No son más que marionetas que ejecutan disciplinadamente lo que les mandan los que manejan el guiñol porque, si los apuestos caballeros y las agraciadas damas que aplaudían o protestaban con espontánea docilidad en el Congreso de los Diputados lo hubieran hecho por propio impulso, no lo hubiéramos creído.
¿Cómo es posible que el entusiasmo de los aplausos rompa el monótono recitado de frías cifras leídas por la encantadora vicepresidenta segunda del gobierno?
¿Cómo puede recomendarse o alardear de austeridad en una demostración de derroche de talento, tiempo y dinero como el debate del Proyecto de Ley de Presupuestos?
Porque los 350 congregados sabían, al entrar por la puerta del Palacio del Congreso de los Diputados que, oyeran lo que oyeran, votarían lo que les mandara su jefe político.
A damas y caballeros de irreprochable formación intelectual y moral como los Diputados hay que suponerles capacidad de criterio autónomo, no coincidente siempre y en todos los asuntos con el que proponga su partido.
Si los guiara su conciencia y el interés de sus electores, contrario a veces a lo que el partido propone, votarían ocasionalmente rompiendo la disciplina colectiva.
¿Para qué reunirse, entonces, y hacer el paripé de que la fuerza de los argumentos que esgriman puede convencer a quienes cobran por obedecer sin discusión al que los metió en la lista que les permite cobrar su sueldo?
Treinta y un años de experiencia parlamentaria demuestran que los diputados no deben lealtad a los votantes, sino a la burocracia del partido que los colocó en un puesto de la lista electoral con garantías de ser electos.
El Congreso de los Diputados, en sesiones como la del martes, se muestra como lo que es realmente, un escenario lujoso para representaciones televisadas carentes hasta del recurso imprescindible en el teatro: el misterio del final.

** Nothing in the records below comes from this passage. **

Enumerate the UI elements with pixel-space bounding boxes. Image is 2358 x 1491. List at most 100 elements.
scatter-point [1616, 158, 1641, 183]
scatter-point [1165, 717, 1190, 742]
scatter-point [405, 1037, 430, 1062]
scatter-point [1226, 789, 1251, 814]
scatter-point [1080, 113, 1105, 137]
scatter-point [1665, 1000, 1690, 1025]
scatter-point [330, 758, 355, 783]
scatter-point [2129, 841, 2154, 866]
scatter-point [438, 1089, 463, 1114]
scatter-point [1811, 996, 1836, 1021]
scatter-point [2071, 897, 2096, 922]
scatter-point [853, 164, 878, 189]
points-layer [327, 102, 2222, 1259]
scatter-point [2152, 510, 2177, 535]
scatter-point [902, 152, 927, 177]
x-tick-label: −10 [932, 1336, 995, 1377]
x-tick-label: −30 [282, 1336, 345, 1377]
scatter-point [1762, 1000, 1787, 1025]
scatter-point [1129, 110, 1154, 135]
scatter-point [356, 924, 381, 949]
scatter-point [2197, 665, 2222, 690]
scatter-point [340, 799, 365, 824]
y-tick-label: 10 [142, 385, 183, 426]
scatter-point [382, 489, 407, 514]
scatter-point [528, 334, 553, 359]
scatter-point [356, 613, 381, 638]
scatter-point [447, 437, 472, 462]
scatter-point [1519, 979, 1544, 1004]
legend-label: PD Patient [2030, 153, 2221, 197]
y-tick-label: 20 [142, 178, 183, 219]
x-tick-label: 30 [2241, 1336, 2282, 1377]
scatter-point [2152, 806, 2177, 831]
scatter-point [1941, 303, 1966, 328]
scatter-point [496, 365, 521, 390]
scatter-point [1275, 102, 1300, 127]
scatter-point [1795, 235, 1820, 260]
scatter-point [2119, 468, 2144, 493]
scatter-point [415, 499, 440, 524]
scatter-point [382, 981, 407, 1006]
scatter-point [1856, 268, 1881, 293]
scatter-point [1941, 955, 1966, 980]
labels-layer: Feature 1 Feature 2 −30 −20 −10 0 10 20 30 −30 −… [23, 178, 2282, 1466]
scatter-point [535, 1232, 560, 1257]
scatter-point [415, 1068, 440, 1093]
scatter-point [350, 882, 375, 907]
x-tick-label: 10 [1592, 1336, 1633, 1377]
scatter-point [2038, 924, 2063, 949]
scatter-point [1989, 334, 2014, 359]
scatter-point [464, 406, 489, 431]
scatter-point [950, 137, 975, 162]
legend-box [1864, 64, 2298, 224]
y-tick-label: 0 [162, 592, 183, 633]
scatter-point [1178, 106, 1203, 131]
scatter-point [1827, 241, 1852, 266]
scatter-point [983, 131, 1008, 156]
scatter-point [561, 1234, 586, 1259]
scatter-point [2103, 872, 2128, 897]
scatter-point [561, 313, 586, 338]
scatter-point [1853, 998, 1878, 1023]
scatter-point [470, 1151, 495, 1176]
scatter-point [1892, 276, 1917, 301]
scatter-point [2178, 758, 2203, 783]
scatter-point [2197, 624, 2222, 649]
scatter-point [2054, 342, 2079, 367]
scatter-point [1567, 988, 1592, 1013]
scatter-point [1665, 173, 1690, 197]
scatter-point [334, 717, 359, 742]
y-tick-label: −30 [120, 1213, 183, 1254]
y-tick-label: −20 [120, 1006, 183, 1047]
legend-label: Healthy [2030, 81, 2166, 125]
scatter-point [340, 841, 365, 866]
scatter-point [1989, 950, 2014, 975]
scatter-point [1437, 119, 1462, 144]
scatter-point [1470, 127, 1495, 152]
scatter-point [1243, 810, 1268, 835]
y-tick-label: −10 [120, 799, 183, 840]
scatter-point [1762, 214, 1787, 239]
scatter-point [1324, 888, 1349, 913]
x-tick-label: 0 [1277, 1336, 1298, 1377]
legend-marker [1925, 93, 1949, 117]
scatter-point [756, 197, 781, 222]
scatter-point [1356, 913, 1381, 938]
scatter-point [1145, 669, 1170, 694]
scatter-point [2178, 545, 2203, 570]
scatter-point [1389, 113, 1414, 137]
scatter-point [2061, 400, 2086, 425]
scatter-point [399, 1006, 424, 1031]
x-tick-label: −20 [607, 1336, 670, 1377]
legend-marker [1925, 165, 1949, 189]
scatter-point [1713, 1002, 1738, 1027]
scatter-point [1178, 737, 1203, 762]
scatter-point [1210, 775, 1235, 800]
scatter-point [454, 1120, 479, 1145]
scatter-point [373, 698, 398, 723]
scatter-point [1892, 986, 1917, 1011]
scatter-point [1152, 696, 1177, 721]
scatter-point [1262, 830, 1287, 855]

Si éstos paniaguados del sucedáneo de democracia que padecemos siguen abusando de espectáculos manidos como el del martes, nos van a meter en un lío tremendo a los españoles, mucho peor que el de la dictadura que tantos años padecimos.
En la Dictadura, por lo menos, los españoles tenían la esperanza de que, una vez terminada, llegaría la era de prosperidad, libertad y respeto que aportaría la democracia.
Cuando ésta democracia de obediencia ciega al dictador de cada partido se agote, ¿en qué sistema político depositarán los españoles su esperanza?